Tivemos recentemente a votação na Câmara para proibir ou permitir o financiamento de campanha por empresas privadas. Era a grande oportunidade de moralizar o processo eleitoral. O PSDB votou 46 x 2 e o DEM 20 X 0 para permitir esse conluio. O PT tenta se redimir, 62 x 0, mas contra o financiamento por empresas. Se voltar a fazer isso constantemente, quem sabe recupere parte do prestígio que teve até algum tempo atrás.
A mídia até que noticiou o resultado da votação, en passant, uma notícia a mais em meio a tantas outras. No entanto, ao contrário da Folha, nem no Estadão, nem na Globo ou demais TVs, nem uma única notícia sobre como votaram os partidos, sobre a incoerência dos partidos mais à direita que há anos ocupam espaços nobres com catilinárias contra a corrupção. A empreiteiras e bancos que preparem os cheques para as próximas eleições. Os opositores se calam, a mídia nada pergunta sobre motivações do voto. Quando muito alguém diz que é só para os partidos, mas PSDB e DEM votaram em bloco também pelo financiamento de candidatos por empresas privadas.
Ainda resta a esperança de que os parlamentares aprovem algum projeto de lei que proíba as doadoras de terem qualquer tipo de contrato ou relacionamento negocial com o governo, fazerem obras, receberem permissões, concessões etc, na gestão seguinte à da doação. Com isso demonstrariam que o dinheiro foi feito ao partido donatário, de forma desinteressada. Alguém acredita nisso?
Há uma última barreira a essa torpeza fora do Congresso é o STF. Há uma ação judicial pela qual se tenta declarar inconstitucional esse tipo de financiamento no STF. Até agora, seis ministros votaram pela proibição, nenhum a favor. Mesmo que todos doravante votem contra, a proibição seria vitorisoa. E já deveria ter sido assim há muito tempo. Acontece que Gilmar Mendes pediu vistas há mais de um ano e engavetou os autos, esperando pela aprovação definitiva desse tipo de financiamento no Congresso (ainda tem que ser aprovada no Senado e sancionada pela Presidente). Muito provavelmente, votará depois, se aprovado e sancionado o projeto de lei, afirmando que a ação perdeu o objeto. No entanto, os que votaram contra essa imoralidade o fizeram por ela deturpar a manifestação democrática, cláusula pétrea da Constituição. Há alguns anos passado a mídia apoiou o STF nesse tipo de interpretação, quando cassou deputados petistas do mensalão, prerrogativa que poderia ser interpretada como sendo da Câmara de Deputados. Como se comportará nesta outra polêmica, a ser instalada? Como dizer que há igualdade entre o voto de um trabalhador que ganha um ou alguns salários mínimos, contra o banqueiro que pode doar R$ 50 milhões? Nos EUA a Suprema Corte já aprovou a legalidade das doações sem limites; julgaram os juízes, a maioria nomeada pelos bushs, que isso não deturpa a igualdade no processo eleitoral. Há outra ação iniciada pelo PSOL, contra esperteza de Eduardo Cunha. Ele propôs em votação uma proposta que permitia a doação por empresas, tanto para o candidato como para o partido. Perdeu e então propôs outra no dia seguinte, como se fosse diferente, prevendo apenas financiamento a partidos. Desta vez, após manobrar pelo fisiologismo, conseguiu aprovação. Evidente no entanto que o financiamento para partidos já tinha sido derrotada na votação anterior e não poderia ser posta em votação novamente neste ano.

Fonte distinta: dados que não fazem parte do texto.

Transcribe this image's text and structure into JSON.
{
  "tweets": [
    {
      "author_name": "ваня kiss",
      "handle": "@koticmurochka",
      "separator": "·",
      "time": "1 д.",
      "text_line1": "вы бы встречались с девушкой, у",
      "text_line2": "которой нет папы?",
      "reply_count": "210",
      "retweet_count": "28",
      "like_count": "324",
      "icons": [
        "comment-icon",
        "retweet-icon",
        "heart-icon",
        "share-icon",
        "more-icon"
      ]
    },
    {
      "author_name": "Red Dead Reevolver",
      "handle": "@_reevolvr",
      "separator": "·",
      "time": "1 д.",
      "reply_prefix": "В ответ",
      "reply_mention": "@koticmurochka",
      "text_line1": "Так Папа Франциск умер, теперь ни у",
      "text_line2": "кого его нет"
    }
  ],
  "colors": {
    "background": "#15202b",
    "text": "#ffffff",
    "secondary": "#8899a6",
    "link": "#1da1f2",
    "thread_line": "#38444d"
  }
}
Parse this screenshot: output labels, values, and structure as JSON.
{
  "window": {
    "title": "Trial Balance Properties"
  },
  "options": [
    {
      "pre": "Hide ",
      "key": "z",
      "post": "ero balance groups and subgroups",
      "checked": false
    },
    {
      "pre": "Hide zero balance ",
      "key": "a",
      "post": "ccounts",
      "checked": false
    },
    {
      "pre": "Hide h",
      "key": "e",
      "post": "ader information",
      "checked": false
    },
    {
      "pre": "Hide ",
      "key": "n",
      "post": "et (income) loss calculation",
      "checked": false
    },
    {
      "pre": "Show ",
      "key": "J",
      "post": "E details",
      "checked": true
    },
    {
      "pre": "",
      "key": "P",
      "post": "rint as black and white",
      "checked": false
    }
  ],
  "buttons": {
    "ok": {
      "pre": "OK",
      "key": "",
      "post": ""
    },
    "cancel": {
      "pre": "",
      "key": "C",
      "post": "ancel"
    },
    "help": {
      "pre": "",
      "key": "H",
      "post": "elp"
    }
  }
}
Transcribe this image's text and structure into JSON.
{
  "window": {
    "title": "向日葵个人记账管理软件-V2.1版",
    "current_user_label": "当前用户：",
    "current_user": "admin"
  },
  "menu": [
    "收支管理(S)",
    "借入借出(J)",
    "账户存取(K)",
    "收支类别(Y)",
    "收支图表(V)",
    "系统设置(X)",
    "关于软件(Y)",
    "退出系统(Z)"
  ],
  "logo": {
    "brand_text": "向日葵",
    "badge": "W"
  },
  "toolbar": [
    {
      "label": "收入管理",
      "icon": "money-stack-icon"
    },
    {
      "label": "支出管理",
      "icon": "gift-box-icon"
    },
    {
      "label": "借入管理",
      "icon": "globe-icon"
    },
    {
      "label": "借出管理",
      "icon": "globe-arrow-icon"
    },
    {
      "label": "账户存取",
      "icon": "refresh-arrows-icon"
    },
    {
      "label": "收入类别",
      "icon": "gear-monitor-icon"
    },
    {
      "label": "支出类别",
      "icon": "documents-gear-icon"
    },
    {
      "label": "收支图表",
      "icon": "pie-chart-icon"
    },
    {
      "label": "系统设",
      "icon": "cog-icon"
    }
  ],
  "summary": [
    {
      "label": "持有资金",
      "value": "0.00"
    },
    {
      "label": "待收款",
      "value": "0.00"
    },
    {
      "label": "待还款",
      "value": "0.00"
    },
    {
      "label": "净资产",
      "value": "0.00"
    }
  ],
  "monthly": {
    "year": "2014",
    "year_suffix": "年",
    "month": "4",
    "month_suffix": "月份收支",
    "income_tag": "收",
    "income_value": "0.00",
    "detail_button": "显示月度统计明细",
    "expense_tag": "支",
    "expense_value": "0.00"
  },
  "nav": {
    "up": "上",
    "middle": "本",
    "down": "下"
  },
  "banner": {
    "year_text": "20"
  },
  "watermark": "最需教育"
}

Como se vê, a conquista da liberdade, da democracia, da igualdade, da justiça, da decência, continua sendo uma corrida de obstáculos a serem vencidos. Mas que pode acontecer de mais interessante na vida do que lutar contra obstáculos desse teor, se possível vencê-los, e por fim tão nobre como obter uma verdadeira democracia.